Measuring roughly 67 meters in length, the formation dates back around 1,400 years, though theories about its actual purpose abound. Some think it functioned as a burial site, others suggest it was a solar calendar. Whatever the truth may be, it adds a sense of myth and mystery to the already cinematic setting.
The light in Österlen is its own kind of poetry. It can shift in a matter of minutes – fog lifting off the sea to reveal golden fields, or dark clouds drawing a curtain across the cliffs.
For a photographer, it’s a dream and a challenge. You have to stay alert, responsive, and willing to run uphill at a moment’s notice when the light breaks just right or a flock of birds slices across the horizon.
Having Henry there to share the experience was a gift.
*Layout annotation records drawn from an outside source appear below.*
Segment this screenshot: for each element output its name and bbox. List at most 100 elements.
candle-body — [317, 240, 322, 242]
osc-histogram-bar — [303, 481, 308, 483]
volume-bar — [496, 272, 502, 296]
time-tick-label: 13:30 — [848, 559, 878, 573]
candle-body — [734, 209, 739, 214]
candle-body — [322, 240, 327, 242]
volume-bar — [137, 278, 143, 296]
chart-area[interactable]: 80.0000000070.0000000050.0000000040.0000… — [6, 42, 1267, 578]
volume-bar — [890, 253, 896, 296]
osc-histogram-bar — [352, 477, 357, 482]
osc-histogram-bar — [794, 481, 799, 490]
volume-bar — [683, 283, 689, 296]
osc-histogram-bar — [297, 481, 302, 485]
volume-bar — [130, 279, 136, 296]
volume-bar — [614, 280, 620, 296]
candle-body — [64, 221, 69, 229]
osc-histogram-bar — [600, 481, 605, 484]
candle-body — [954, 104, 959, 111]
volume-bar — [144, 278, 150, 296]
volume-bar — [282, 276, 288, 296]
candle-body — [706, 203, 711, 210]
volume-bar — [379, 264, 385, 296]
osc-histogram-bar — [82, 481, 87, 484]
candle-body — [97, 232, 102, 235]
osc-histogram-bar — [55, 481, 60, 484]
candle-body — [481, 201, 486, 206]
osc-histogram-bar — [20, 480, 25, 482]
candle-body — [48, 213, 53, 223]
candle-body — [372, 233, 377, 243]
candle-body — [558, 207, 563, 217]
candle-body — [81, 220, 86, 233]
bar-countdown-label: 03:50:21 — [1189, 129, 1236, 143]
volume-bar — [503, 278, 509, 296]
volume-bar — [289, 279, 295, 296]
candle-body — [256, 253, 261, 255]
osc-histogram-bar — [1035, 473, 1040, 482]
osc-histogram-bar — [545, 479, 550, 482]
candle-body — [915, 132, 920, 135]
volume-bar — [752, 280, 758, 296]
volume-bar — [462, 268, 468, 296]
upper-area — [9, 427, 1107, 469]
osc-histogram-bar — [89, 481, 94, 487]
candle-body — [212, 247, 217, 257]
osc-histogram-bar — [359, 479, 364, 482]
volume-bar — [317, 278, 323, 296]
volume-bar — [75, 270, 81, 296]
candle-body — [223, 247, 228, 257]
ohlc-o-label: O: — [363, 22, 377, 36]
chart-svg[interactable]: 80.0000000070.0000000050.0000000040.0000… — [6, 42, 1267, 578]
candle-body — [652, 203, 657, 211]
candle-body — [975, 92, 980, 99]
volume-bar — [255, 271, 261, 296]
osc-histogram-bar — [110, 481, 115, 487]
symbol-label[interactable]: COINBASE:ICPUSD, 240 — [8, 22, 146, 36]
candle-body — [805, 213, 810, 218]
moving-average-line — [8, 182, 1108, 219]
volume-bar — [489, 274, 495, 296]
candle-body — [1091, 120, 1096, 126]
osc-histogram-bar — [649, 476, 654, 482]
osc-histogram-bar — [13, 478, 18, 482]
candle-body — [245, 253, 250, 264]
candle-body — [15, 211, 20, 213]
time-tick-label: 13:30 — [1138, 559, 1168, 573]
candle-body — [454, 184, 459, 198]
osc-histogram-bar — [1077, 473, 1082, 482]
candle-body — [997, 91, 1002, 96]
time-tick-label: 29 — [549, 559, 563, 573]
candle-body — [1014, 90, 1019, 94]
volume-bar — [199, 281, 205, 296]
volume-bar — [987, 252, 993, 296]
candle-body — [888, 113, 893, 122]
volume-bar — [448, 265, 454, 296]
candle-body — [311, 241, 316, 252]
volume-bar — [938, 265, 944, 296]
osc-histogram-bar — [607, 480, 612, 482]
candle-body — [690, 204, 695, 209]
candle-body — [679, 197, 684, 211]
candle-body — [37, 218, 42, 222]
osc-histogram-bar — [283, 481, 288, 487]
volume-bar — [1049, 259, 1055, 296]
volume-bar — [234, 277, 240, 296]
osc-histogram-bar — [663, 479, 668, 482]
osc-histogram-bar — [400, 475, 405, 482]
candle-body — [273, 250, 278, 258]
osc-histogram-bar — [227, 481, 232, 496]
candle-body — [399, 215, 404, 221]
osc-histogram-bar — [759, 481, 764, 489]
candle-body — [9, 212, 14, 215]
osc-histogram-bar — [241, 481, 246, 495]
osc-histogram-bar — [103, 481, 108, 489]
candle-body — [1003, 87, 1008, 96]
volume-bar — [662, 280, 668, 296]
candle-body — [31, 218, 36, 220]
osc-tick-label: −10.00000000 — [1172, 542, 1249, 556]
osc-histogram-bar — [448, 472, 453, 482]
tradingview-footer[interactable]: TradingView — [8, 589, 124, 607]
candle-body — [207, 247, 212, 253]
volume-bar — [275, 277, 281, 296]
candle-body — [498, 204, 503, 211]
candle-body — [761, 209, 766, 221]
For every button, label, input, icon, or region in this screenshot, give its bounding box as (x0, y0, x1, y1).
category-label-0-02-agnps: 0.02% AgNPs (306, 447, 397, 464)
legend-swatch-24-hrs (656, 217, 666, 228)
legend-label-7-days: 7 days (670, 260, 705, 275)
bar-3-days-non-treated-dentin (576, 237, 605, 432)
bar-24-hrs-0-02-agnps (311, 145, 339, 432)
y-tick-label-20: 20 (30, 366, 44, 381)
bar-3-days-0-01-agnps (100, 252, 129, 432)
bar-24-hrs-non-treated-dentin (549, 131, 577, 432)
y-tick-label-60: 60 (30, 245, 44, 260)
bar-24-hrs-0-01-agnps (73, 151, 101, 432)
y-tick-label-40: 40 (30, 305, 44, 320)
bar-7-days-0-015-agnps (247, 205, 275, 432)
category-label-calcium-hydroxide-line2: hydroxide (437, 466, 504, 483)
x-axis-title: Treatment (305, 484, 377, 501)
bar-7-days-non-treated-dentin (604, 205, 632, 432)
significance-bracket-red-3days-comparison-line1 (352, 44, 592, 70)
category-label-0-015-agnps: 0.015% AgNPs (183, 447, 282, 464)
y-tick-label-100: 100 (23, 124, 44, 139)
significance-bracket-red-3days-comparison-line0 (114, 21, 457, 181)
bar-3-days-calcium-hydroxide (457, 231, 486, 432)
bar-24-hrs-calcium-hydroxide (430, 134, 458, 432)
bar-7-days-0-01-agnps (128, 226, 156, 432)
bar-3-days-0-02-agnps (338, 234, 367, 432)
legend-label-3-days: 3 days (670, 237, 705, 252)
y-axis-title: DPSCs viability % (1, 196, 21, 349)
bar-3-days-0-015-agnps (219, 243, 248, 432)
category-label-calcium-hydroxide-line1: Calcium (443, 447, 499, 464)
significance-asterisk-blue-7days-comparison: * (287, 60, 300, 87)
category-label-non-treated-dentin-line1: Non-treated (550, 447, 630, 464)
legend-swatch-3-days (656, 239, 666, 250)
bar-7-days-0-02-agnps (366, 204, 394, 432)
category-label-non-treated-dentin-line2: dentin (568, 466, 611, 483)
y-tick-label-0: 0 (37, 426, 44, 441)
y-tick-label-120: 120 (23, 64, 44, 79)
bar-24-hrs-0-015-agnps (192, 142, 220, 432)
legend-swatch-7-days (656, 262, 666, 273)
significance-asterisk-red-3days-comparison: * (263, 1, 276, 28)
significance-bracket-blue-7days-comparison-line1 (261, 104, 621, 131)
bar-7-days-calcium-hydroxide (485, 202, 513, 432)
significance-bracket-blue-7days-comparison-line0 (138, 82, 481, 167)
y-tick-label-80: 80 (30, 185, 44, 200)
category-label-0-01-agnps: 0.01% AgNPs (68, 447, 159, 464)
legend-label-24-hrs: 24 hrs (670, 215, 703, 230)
He once again opened his home and generously shared local insights that only someone with his visual sensibility and connection to the area could provide. which in no small way is evident in his new book, aptly titled Kåseberga.
We spent days with our cameras ready and our evenings reflecting on life and art over a responsible number of ice-filled glasses of bourbon.
In a world increasingly saturated with disposable images, it’s easy to overlook places like Kåseberga. It’s not loud or overly self-promoting.
It doesn’t scream for attention. It simply exists, quietly and confidently, shaped by centuries of wind, salt, and stories. And in doing so, it reminds me that beauty doesn’t always announce itself – it often lingers in silence, in the grain of weathered wood, or the rhythm of waves gently meeting the shore.
And I’m lucky – truly lucky – that I get to not only see these places but also capture them, preserve them, and share them.
So thank you, Kåseberga. And thank you, Henry. Hopefully, I’ll be back someday.